The company said that anyone who used a debit or credit card at its U.S. or Canadian stores since April may have had their data stolen. The company notes that it has discovered no evidence that the breach impacted customers that shopped at Home Depot stores in Mexico or online at HomeDepot.com.
The company also said there is currently no evidence that debit PIN numbers were compromised in the breach, but noted that its investigation has not determined the “full scope, scale and impact” of the breach yet.
"We apologize for the frustration and anxiety this causes our customers, and I want to thank them for their patience and support as we work through this issue," said Frank Blake, chairman and CEO. "We owe it to our customers to alert them that we now have enough evidence to confirm that a breach has indeed occurred. It's important to emphasize that no customers will be responsible for fraudulent charges to their accounts."

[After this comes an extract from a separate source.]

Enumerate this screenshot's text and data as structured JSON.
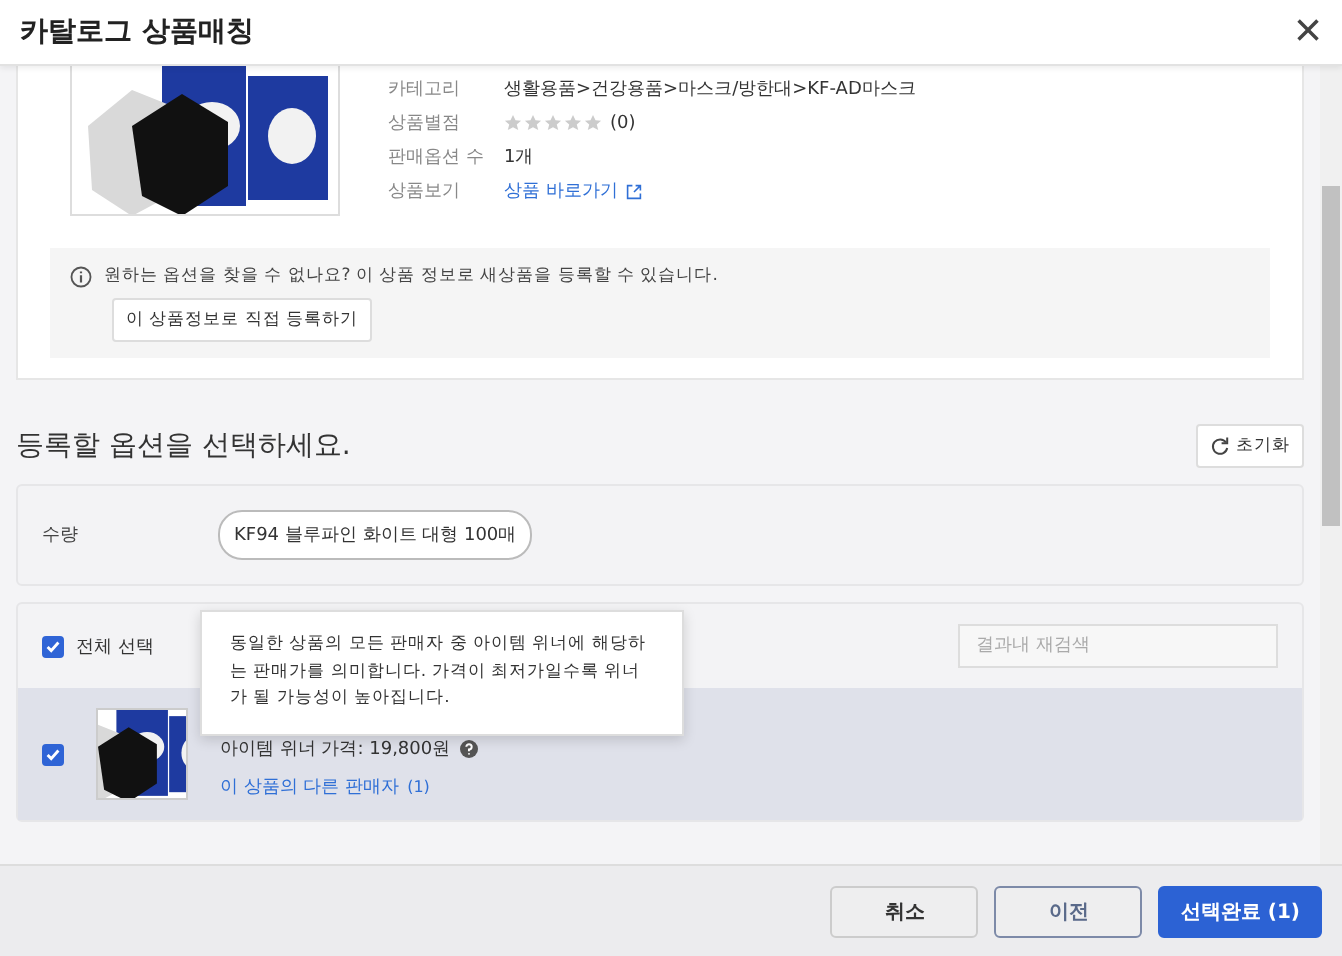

The initial Krebs report stated that a sizeable batch of stolen credit and debit cards went on sale in the “cybercrime underground” on Sept. 2 and that multiple banks were reporting that they are seeing evidence that the stolen credit data may have come from Home Depot stores.
Home Depot notes that it began its investigation as soon as it received the initial reports of a potential breach.
“Since then, the company's internal IT security team has been working around the clock with leading IT security firms, its banking partners and the Secret Service to rapidly gather facts and provide information to customers,” the company said in a release.
Home Depot also said that it has taken “aggressive steps” to address the malware that led to the breach and to protect customers’ data.
The company also announced that it is offering free identity protection services, including credit monitoring, to any customer who used a payment card at a Home Depot store from April on, in an effort to combat any potential fraud that may take place as a result of the breach.
When the breach was initially reported, Krebs suggested that it may be far worse than the attack on Target in 2013. “If that is accurate — and if even a majority of Home Depot stores were compromised — this breach could be many times larger than Target, which had 40 million credit and debit cards stolen over a three-week period,” Krebs wrote in its initial report.